Polícia Federal fecha o cerco a Jair Bolsonaro

Investigação sobre Bolsonaro alcança aliados próximos e delação premiada de Mauro Cid aponta suspeitas de lavagem de dinheiro, financiamento de golpe e fraudes As investigações que têm o ex-presidente Jair Bolsonaro (PL) como alvo prometem entrar em sua fase mais crítica, do ponto de vista político, às vésperas das eleições municipais de 2024. Sob reserva,…

Investigação sobre Bolsonaro alcança aliados próximos e delação premiada de Mauro Cid aponta suspeitas de lavagem de dinheiro, financiamento de golpe e fraudes

As investigações que têm o ex-presidente Jair Bolsonaro (PL) como alvo prometem entrar em sua fase mais crítica, do ponto de vista político, às vésperas das eleições municipais de 2024. Sob reserva, um delegado da Polícia Federal disse ao Estadão que, antes mesmo de o ministro do Supremo Tribunal Federal (STF) Alexandre de Moraes homologar a delação premiada do tenente-coronel Mauro Cid, no último dia 9, a corporação já tinha material suficiente para dois anos de diligências.

Diante dessa previsão, não é de se estranhar que a devassa da PF, com autorização do Supremo, atinja ainda mais aliados de Bolsonaro no meio do caminho, na medida em que se aproximam as disputas para as prefeituras. Todos os personagens da trama são homens da extrema confiança do ex-presidente.

Mauro Cid, ex-ajudante de ordens de Bolsonaro, é um dos principais alvos da investigação. Ele cuidava de assuntos pessoais de Bolsonaro, da primeira-dama Michelle e até de seus respectivos parentes.

Filho do general Mauro Cesar Lourena Cid, amigo do presidente e hoje também investigado, o tenente-coronel era tratado como integrante da família. Tinha até mesmo uma suíte dentro do Alvorada.

A movimentação de recursos feita pelo faz-tudo de Bolsonaro está sob análise da PF, que considerou aquele fluxo financeiro incompatível com seu salário de R$ 27 mil mensais.
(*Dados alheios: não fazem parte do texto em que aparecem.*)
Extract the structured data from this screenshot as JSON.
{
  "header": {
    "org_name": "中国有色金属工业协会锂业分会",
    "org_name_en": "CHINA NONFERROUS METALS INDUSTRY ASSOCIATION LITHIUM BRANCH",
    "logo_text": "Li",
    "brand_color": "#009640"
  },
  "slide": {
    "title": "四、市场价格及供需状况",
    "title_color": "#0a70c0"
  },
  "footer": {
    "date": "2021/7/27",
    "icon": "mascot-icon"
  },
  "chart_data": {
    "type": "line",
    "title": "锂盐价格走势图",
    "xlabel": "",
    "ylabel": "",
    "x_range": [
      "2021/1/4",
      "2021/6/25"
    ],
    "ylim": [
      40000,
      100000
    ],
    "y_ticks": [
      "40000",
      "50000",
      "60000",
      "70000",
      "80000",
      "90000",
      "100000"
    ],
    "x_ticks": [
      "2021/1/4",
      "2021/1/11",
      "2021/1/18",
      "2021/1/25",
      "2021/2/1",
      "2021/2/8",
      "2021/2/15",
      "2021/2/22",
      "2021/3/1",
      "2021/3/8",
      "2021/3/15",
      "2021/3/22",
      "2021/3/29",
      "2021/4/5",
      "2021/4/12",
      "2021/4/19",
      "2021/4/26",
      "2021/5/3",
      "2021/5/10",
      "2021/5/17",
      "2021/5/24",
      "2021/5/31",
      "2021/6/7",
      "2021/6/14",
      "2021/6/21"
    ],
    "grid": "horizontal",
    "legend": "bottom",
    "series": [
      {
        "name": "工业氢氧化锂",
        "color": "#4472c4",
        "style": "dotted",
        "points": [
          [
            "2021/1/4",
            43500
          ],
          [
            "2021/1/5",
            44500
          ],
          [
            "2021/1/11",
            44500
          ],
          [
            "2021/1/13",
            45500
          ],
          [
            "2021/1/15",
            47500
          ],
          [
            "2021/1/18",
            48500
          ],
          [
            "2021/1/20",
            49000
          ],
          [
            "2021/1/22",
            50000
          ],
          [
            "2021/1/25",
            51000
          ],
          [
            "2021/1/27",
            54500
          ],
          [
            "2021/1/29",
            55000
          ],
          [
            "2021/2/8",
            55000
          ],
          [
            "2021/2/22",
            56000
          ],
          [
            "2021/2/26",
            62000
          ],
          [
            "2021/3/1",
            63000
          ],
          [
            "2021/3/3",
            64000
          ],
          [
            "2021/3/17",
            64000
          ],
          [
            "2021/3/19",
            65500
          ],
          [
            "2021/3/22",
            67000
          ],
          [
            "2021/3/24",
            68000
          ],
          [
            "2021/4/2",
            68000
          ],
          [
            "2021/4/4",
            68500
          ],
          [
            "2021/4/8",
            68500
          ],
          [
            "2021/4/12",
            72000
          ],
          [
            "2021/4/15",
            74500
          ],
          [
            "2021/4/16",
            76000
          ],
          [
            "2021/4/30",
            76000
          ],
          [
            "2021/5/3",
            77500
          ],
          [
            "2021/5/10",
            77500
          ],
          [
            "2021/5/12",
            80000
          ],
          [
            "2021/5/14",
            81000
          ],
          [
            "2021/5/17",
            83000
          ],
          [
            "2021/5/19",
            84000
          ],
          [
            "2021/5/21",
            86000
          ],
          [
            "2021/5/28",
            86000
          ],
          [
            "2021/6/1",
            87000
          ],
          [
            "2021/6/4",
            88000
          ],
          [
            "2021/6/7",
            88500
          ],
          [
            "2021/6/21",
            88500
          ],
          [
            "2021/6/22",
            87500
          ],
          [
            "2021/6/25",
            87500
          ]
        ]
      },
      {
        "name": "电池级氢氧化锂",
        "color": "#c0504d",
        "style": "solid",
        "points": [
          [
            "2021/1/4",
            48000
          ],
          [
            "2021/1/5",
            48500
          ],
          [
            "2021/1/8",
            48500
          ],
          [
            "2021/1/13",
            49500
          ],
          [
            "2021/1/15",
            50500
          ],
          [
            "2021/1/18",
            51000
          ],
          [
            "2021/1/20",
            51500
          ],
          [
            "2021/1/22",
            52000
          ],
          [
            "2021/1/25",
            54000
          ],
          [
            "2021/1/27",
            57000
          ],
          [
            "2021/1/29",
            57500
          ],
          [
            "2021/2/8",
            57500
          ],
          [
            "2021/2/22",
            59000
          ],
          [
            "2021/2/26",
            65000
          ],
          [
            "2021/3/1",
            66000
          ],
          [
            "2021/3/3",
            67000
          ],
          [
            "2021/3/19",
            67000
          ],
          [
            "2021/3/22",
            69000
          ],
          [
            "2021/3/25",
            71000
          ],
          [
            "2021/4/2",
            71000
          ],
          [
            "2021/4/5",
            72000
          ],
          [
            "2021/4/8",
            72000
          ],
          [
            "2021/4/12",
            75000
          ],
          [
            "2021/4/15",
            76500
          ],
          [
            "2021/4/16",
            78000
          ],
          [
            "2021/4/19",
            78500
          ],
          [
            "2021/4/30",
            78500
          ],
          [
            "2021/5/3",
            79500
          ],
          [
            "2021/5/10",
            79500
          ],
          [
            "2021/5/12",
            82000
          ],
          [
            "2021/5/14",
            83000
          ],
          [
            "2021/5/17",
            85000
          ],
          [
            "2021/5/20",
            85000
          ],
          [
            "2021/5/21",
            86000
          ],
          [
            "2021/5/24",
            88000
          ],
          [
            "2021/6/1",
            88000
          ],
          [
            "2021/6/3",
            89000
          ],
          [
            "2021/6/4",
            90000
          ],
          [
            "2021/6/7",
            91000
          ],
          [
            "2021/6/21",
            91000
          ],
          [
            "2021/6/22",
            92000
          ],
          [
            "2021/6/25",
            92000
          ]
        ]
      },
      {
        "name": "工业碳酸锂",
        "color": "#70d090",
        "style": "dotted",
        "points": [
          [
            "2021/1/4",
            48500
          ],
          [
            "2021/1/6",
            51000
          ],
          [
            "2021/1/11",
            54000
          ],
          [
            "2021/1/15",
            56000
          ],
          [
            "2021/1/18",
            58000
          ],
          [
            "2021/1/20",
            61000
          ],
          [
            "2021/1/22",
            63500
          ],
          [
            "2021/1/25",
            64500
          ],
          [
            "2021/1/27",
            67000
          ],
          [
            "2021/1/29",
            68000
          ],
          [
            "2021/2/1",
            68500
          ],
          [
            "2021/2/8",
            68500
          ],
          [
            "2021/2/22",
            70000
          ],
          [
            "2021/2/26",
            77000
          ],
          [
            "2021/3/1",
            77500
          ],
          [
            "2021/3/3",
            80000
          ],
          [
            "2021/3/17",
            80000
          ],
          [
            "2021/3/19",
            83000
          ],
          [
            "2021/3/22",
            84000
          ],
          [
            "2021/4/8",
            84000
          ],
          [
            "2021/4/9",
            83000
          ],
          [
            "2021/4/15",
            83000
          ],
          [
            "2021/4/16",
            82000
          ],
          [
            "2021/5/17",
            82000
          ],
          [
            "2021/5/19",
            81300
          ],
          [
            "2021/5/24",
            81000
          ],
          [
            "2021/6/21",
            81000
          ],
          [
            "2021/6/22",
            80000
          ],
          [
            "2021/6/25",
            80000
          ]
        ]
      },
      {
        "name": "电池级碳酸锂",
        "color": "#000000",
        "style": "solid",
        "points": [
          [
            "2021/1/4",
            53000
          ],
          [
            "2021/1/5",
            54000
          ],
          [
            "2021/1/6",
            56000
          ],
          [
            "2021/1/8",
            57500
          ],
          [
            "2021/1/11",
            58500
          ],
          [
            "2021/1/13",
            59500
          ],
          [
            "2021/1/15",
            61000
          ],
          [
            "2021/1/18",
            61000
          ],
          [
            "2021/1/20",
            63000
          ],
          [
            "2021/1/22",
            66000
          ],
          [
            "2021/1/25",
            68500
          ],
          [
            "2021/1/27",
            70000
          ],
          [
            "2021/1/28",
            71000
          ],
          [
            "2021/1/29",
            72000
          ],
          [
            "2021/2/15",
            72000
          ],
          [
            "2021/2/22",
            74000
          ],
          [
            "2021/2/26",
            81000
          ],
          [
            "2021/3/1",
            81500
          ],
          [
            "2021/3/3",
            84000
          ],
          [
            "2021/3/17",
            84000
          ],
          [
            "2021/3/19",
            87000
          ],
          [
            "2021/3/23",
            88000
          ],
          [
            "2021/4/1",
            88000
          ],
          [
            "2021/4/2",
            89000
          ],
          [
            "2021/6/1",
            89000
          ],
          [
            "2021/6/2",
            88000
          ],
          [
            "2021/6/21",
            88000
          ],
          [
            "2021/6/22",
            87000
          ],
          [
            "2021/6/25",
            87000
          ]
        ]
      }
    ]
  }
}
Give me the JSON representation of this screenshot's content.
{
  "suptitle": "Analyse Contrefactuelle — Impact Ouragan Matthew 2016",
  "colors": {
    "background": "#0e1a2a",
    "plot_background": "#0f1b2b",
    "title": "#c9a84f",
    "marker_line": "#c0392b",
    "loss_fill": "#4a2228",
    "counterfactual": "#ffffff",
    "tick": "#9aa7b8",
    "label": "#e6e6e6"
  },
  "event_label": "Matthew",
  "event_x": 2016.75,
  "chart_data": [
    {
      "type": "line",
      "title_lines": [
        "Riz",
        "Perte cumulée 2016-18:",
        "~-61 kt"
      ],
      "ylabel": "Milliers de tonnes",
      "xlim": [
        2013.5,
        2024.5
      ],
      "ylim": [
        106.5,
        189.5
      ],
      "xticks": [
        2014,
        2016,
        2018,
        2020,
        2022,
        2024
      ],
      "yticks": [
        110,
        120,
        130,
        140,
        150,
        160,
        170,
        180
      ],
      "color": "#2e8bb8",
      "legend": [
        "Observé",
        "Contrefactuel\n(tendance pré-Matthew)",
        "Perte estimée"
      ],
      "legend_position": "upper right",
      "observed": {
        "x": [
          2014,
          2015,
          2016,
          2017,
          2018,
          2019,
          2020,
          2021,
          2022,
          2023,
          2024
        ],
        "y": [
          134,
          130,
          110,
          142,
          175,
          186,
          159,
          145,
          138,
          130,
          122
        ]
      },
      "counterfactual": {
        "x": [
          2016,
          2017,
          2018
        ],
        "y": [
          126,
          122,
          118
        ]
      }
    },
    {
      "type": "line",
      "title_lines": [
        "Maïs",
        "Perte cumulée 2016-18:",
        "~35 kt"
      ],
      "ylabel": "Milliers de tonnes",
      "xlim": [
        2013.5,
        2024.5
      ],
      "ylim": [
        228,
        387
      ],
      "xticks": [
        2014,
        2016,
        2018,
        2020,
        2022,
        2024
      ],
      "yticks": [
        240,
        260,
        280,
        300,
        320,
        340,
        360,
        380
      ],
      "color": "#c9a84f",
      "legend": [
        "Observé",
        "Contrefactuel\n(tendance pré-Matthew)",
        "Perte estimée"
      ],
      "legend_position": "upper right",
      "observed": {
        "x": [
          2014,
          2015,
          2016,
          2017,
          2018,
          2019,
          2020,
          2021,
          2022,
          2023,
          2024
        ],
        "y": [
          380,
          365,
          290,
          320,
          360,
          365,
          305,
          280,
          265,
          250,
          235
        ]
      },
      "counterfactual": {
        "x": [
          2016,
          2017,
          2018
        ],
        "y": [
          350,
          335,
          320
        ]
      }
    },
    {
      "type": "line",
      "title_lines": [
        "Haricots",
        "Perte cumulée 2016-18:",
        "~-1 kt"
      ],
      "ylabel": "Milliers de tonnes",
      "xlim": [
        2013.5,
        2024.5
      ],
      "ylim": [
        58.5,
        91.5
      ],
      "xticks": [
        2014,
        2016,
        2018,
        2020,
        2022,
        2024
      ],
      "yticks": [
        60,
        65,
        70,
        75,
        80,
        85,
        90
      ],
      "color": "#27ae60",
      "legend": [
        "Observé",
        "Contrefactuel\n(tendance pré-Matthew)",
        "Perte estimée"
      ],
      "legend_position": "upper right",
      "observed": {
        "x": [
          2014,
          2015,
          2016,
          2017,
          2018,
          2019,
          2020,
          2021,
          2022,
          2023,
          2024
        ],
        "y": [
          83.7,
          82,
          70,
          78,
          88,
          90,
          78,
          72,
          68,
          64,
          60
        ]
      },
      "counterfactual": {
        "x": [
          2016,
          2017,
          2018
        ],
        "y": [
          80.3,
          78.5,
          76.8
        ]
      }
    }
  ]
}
A CPMI dos Atos Golpistas de 8 de Janeiro recebeu relatórios do Conselho de Controle de Atividades Financeiras (Coaf) dizendo que Cid movimentou R$ 3,75 milhões, entre 26 de julho de 2022 e 6 de maio deste ano.

Dados em poder dos investigadores dão conta de que o ex-ajudante de ordens mexeu com mais verbas do que a soma da venda de todas as joias conhecidas, desviadas do patrimônio da União, e dos rendimentos de Bolsonaro.

As investigações da PF que envolvem Bolsonaro

Atualmente, há três suspeitas em apuração pela PF, diante dos indícios da lavagem de dinheiro:

Caso das joias da Arábia Saudita, além de outros presentes de alto valor do acervo presidencial, que foram vendidos no exterior – recentemente novos itens foram descobertos;
Fontes empresariais que financiaram a tentativa os atos de 8 de janeiro e despesas do Bolsonaro;
Fraudes no contratos da intervenção militar no RJ, sob comando de Braga Netto;
Fraudes no uso do cartão corporativo.

Perspectivas

Integrantes da CPI avaliam que o cruzamento dos dados apreendidos nos celulares do ajudante de ordens, de seu pai e do advogado Frederick Wassef mostrará com detalhes a participação destes nos eventos de janeiro.

Até agora, investigações da PF indicam que, ao lado do general Braga Netto, esse trio pode ter desempenhado papel ainda mais preponderante na trama golpista da intentona de janeiro.

Quem fazia a ponte com os militares era Braga Netto que, nesta terça-feira, 12, teve o sigilo telefônico quebrado. A patente do ex-ministro da Defesa e da Casa Civil apareceu na operação da PF que investiga irregularidades na compra de coletes à prova de balas para o Rio, em 2018, quando ele era interventor federal no Estado.

As novas informações sobre a investigação sobre Bolsonaro aumentam a pressão sobre o ex-presidente e seus aliados. Membros da PF têm declarado à imprensa que as provas são robustas e que o envolvimento direto do ex-presidente é questão de tempo até ser evidenciado publicamente.